A bug that goes away when I std.debug.print()

Durobot · October 24, 2023, 12:52pm

I’ve been playing with interfaces as described in David Vanderson’s post, and I have decided to replace fn interface(self: *PickRandom) Interface with an instance of Interface stored in PickRandom, initialized in init().
Strangely, my code crashes in random ways, but if I add a line to pub fn pick(self: *const Interface) i32 that accesses self or self.impl (probably must access self), the bug goes away

Could somebody please help me understand why is this happening?
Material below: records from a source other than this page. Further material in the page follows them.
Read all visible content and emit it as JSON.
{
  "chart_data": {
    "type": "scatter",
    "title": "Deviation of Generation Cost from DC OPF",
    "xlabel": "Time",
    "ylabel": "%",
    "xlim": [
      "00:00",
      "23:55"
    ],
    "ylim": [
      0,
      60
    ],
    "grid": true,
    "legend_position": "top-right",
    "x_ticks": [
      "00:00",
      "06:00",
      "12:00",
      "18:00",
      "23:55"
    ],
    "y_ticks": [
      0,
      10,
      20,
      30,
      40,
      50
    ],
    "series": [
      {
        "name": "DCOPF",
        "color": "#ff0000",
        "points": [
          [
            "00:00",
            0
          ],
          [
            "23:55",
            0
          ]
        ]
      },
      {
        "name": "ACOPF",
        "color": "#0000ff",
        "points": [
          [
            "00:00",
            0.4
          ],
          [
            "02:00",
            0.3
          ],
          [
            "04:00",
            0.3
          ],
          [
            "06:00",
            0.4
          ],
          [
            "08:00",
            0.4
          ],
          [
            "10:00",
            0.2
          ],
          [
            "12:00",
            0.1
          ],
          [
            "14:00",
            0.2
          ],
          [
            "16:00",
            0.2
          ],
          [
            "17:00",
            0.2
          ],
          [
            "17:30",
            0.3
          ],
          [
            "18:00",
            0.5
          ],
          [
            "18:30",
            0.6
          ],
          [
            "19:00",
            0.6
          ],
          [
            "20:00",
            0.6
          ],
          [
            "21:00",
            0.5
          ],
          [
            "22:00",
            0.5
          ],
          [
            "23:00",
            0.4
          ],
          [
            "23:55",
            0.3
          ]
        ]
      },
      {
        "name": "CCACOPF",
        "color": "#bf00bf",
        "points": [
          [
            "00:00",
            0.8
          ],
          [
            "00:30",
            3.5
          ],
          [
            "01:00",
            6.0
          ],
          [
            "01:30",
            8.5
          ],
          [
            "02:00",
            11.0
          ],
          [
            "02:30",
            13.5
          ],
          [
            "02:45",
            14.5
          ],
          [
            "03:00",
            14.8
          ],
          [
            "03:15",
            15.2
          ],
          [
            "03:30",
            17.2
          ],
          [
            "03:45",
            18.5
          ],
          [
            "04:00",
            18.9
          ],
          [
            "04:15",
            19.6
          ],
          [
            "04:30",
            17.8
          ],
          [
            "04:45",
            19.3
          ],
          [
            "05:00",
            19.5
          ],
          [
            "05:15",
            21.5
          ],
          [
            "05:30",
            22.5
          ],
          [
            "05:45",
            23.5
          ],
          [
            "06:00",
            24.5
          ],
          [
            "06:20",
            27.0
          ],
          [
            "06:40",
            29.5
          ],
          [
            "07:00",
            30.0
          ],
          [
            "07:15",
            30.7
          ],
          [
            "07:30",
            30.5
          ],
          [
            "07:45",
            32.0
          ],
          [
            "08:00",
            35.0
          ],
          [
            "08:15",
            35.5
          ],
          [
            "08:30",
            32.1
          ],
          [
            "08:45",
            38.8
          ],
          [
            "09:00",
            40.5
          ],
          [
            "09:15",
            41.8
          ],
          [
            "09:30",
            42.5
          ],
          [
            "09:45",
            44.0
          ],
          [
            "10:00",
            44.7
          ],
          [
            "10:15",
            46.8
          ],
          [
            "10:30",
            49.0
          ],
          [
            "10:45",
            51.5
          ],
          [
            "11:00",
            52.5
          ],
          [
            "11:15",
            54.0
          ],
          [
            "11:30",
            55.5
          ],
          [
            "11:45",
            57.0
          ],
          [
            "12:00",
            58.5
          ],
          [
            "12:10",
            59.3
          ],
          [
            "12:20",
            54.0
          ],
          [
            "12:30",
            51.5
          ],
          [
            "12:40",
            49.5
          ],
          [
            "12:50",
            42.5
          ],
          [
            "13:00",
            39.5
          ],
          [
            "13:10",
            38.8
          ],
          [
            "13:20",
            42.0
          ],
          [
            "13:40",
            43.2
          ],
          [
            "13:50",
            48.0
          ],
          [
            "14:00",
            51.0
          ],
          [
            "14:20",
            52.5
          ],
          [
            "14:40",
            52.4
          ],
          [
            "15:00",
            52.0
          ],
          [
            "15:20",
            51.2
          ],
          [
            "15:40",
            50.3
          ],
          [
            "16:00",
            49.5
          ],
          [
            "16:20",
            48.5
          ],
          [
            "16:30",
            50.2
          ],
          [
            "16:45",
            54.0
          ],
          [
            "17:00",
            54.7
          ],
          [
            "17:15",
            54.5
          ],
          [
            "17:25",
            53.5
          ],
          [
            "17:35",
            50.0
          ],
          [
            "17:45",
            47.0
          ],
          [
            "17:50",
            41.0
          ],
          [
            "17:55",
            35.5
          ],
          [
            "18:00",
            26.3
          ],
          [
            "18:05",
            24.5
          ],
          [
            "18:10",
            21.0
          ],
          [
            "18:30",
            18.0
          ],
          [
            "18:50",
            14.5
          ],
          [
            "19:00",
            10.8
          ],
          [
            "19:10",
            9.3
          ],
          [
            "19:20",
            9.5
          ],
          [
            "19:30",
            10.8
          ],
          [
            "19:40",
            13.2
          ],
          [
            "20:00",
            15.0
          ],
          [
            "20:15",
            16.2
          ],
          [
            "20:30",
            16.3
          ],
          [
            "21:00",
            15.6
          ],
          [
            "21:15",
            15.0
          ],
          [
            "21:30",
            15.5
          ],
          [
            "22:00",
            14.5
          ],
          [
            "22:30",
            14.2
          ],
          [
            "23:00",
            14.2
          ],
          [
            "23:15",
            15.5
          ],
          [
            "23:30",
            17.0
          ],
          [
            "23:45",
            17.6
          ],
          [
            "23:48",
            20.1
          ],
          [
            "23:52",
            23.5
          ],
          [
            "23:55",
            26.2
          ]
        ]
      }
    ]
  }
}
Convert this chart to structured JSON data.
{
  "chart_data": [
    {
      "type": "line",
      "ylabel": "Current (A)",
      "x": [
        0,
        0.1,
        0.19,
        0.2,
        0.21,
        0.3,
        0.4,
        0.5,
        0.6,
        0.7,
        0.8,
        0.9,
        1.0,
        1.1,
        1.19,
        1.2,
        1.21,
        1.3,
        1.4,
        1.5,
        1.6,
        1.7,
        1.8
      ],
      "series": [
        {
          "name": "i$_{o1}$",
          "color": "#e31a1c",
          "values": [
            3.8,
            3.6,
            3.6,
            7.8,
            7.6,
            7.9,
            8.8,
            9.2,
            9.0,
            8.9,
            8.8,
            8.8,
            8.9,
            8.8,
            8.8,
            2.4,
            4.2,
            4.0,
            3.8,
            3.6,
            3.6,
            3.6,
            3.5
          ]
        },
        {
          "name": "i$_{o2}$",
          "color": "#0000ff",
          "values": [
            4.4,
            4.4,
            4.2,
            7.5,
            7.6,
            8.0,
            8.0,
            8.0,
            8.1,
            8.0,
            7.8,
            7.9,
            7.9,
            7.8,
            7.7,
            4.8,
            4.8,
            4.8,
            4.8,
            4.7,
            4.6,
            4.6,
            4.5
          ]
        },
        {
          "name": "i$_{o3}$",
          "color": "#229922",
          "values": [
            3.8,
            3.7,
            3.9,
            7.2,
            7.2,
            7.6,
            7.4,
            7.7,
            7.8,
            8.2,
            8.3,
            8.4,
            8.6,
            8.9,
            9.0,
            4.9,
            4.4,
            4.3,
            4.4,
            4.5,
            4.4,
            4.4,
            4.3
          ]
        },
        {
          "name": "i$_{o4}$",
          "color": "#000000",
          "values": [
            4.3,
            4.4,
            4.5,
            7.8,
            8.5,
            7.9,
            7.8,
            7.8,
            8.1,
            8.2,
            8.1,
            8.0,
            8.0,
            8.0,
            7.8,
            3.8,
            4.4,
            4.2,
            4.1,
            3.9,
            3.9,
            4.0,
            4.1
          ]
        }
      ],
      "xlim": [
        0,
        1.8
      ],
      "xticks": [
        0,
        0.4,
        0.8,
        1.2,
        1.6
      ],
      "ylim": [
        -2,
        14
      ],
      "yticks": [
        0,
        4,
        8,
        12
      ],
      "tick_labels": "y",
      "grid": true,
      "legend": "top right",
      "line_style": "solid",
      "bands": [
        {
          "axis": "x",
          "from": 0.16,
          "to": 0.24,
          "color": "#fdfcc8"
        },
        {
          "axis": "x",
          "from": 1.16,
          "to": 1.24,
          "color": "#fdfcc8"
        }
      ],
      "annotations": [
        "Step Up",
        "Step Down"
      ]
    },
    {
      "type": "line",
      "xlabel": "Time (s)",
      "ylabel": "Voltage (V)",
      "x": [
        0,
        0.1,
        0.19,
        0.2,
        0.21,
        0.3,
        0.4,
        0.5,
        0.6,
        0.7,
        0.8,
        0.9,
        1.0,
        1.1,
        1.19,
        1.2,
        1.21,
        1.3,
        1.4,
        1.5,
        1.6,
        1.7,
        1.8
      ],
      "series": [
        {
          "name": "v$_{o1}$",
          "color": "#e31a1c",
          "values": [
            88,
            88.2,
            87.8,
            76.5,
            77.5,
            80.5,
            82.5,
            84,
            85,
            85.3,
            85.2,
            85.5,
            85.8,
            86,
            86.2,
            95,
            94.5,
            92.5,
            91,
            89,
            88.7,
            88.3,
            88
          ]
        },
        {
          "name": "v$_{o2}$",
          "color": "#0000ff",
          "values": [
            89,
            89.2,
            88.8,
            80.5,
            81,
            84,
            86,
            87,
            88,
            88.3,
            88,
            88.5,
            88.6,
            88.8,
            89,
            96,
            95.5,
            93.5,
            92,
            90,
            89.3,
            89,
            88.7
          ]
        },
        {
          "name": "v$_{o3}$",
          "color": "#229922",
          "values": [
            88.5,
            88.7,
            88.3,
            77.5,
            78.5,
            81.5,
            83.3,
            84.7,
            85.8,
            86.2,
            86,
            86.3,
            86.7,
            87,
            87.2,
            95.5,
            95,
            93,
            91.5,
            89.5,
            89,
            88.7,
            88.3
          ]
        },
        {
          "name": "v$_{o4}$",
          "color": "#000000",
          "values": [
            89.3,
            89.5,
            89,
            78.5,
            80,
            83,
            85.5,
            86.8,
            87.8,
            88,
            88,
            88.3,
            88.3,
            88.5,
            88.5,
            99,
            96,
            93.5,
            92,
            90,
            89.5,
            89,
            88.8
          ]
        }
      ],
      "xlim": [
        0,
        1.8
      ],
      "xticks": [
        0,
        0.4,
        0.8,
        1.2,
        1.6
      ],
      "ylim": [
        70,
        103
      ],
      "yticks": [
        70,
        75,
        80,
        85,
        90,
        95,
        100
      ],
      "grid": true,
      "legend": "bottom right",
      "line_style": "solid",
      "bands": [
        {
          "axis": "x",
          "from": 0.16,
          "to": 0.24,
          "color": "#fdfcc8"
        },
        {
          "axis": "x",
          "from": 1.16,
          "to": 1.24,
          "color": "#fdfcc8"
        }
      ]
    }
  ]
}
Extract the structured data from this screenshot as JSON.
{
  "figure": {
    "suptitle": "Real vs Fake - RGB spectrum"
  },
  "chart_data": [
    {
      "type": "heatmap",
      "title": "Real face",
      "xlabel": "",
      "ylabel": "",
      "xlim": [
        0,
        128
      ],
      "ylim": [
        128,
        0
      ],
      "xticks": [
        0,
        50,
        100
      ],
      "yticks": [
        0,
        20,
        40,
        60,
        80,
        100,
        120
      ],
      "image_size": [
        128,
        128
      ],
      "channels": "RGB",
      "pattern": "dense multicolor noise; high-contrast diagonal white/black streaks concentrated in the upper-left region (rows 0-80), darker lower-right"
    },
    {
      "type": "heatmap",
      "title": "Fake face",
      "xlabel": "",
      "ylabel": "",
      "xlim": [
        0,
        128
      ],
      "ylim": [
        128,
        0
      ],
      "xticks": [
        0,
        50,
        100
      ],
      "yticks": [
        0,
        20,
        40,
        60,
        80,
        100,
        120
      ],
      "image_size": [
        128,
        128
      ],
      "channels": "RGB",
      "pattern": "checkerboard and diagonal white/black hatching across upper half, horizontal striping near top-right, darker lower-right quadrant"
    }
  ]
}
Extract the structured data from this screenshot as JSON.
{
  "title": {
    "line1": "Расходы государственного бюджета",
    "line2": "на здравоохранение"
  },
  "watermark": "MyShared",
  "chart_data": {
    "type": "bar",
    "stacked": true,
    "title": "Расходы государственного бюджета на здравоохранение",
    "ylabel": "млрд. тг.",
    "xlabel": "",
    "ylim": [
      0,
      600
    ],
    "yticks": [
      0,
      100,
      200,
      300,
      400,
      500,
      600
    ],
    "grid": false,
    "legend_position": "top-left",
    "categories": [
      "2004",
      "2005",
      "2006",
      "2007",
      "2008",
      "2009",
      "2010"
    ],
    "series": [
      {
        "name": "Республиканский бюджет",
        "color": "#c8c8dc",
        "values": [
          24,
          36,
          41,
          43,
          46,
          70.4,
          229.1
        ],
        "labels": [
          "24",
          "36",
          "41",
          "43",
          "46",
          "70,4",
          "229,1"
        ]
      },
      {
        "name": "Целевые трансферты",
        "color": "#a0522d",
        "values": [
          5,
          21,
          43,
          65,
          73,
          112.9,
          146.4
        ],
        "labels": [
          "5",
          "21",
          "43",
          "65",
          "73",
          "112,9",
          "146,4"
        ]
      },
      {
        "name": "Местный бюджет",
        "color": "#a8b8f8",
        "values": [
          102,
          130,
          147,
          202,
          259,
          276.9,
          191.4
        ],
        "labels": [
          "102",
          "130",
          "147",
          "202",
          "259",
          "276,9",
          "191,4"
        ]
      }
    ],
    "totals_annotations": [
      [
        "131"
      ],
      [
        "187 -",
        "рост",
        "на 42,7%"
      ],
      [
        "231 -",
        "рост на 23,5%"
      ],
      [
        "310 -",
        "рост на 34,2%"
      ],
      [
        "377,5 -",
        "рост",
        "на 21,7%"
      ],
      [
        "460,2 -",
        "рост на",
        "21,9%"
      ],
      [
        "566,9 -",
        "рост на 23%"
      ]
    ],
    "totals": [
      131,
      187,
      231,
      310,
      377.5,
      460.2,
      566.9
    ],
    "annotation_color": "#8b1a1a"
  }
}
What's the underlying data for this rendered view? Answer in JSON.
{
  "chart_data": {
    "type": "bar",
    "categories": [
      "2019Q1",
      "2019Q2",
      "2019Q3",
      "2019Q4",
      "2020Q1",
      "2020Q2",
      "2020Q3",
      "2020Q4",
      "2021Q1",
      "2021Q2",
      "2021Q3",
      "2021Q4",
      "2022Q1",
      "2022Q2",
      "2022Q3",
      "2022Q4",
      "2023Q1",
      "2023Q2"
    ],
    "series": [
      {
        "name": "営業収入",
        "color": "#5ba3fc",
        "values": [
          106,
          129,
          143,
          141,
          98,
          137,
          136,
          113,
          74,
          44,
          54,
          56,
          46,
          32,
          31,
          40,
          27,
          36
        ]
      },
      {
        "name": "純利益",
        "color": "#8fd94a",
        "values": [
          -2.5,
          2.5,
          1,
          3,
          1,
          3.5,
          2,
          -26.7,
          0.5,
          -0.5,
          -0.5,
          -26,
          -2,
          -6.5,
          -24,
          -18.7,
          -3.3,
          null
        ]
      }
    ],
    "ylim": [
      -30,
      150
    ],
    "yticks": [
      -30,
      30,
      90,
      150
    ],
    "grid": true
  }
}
Here’s the code (yes, I’m probably doing it wrong in PickRandom’s fn init(), as what it returns is a copy of me, which means the pointer is wrong, but the question is about the magic of std.debug.print()):

const std = @import("std");

pub fn main() void
{
    var pick_random = PickRandom.init();
    ifaceUserFn(pick_random.iface);
}

pub fn ifaceUserFn(iface: Interface) void
{
    for (1..4) |i|
    {
        const p = iface.pick();
        std.debug.print("ifaceUserFn() call #{d} returned {d}\n", .{ i, p });
    }
}

const Interface = struct
{
    impl: *anyopaque, // pointer to the implementing struct (we don't know the type)
    pickFn: *const fn (*anyopaque) i32, // can call directly: iface.pickFn(iface.impl)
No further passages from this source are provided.